Но реальный мир не склонен втискиваться в формы, которые навязывает ему поэзия. Поэта преследуют грубые и сильные чудовища. Кокто был для них особенно лакомой дичью. Он обостренно чувствовал одиночество, в которое погружен человек, невозможность соединиться с теми, кого любишь, – словом, трудность бытия. Нам, восторженно любующимся вспышками его остроумия, невозможно себе представить, что на площадку, с которой запускали фейерверк, опустится ночь и от всего этого волшебства останутся лишь обугленные трубочки. Жизнь поэта выглядит танцем, но, подобно акробату, он танцует над пропастью: если оступится, разобьется насмерть. Воспользовавшись милой нашим романтикам мыслью о том, что поэт пишет собственной кровью, Кокто снял незабываемый фильм.
Очень рано красная нить вывела его к лику смерти. Она представлялась Кокто очень красивой молодой женщиной в белом медицинском халате и резиновых перчатках; речь у нее быстрая, голос резкий и равнодушный. За ее лимузином следуют мотоциклисты в черном, ее подручные.
Ее стерильная и сухая деловитость пугает больше, чем танец скелетов. Эта зловещая распорядительница очень рано пришла за теми, кого он любил, и потому у Кокто неизменно наслаиваются одна на другую мелодии любви и смерти. Ему было всего тридцать лет, когда он написал:
Он не знал надежного способа отгородиться от смерти и бед. Он не только был фаталистом, но и верил в заговор сил, враждебных человеку. Трагедию Эдипа он принимал близко к сердцу, как и трагедию Орфея. С чрезвычайной серьезностью и суровостью он обращается к нам в начале «Адской машины»: «Взгляни, зритель, перед тобой одна из самых совершенных машин, построенных ужасными божествами для математически рассчитанного истребления смертных; ее взведенная до отказа пружина медленно раскручивается в течение всей человеческой жизни». Даже на закате своей блистательной жизни, несмотря на все обрушившиеся на него почести, несмотря на любовь и дружбу, которыми его окружали, он так и не смог избавиться от наваждения адской машины. И ведь это правда, что она подстерегает нас и поочередно уничтожит всех до одного. Правда также, что Кокто был более уязвим, чем другие, потому что был более восприимчив.
И все же надо продолжать жить. У Кокто были для этого свои рецепты. Первый из них – стать невидимым. Он вменял это себе в обязанность.
Личина, которую на него надели, оберегала его личность. Те, кто, желая его уязвить, втыкал булавки в вылепленную ими восковую куколку, видя в ней сходство с Кокто, не причиняли ему ни малейшего вреда, потому что она на него не походила. Он считал, что всякий шедевр соткан из странных загадок и хорошо спрятанных признаний. «Мы живем впотьмах; ах, как же я восхищаюсь людьми, знающими, что они делают!» Он хранил свои тайны, потому что тайна, которую не охраняют, перестает быть тайной. Противники, без устали в него метившие, неизменно промахивались, потому что, невидимый, он всегда оказывался не там, где чудился им.

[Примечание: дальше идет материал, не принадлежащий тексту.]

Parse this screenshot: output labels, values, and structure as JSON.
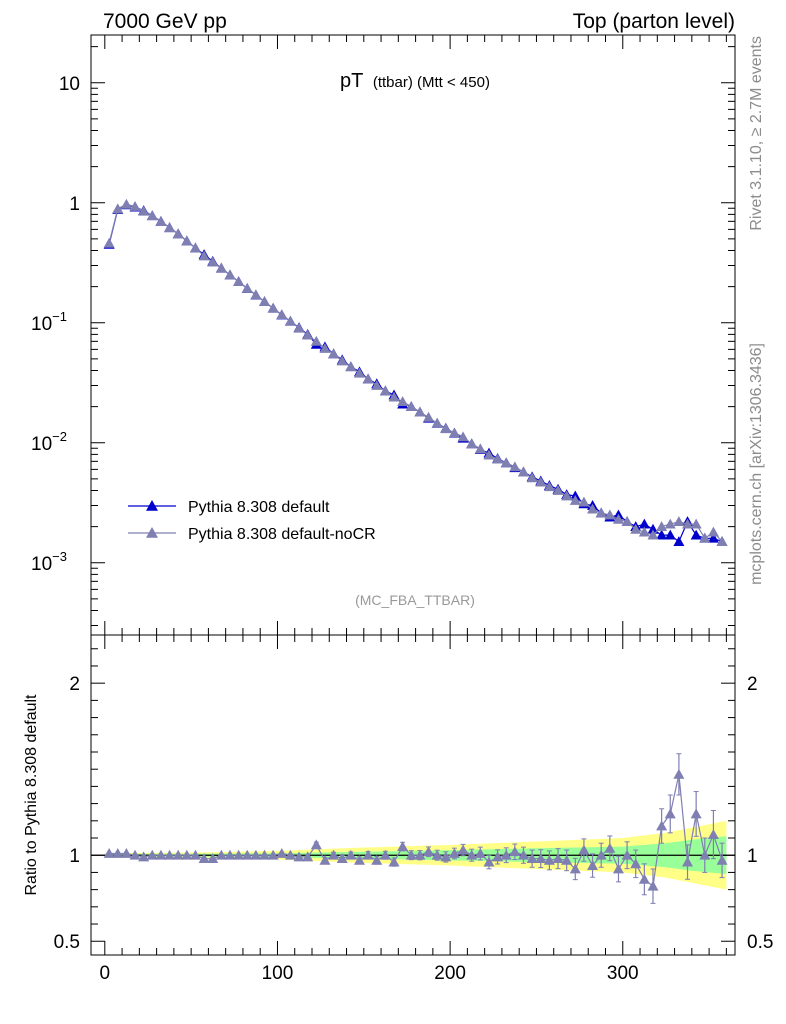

Второй линией защиты, которую он избрал, было развлечение в том смысле, как понимал его Паскаль. Некоторые его фразы приводят на память знаменитые «Мысли». «Если мне даже суждено прожить сто лет, – писал Кокто, – это все равно что несколько минут. Но мало кто из людей готов это признать и согласиться с тем, что мы находим себе занятия и играем в карты в скором поезде, который несется к смерти». Он и сам в этом мчащемся сквозь тьму веков экспрессе играл в карты. Под этим я имею в виду: соглашался стать президентом фестиваля или корриды, был душой компании на дружеском ужине, отгораживался от пропасти под ногами сотнями картин. «Что делать с этим страхом пустоты? – говорил он. – Он изнуряет меня. Надо забыть о нем. Я приучаю себя к этому. Я дохожу до того, что читаю детские книги. Я избегаю состояний, в которых мог бы ощутить, как летят часы». Пруст отыскивал утраченное время – Кокто старался его обмануть.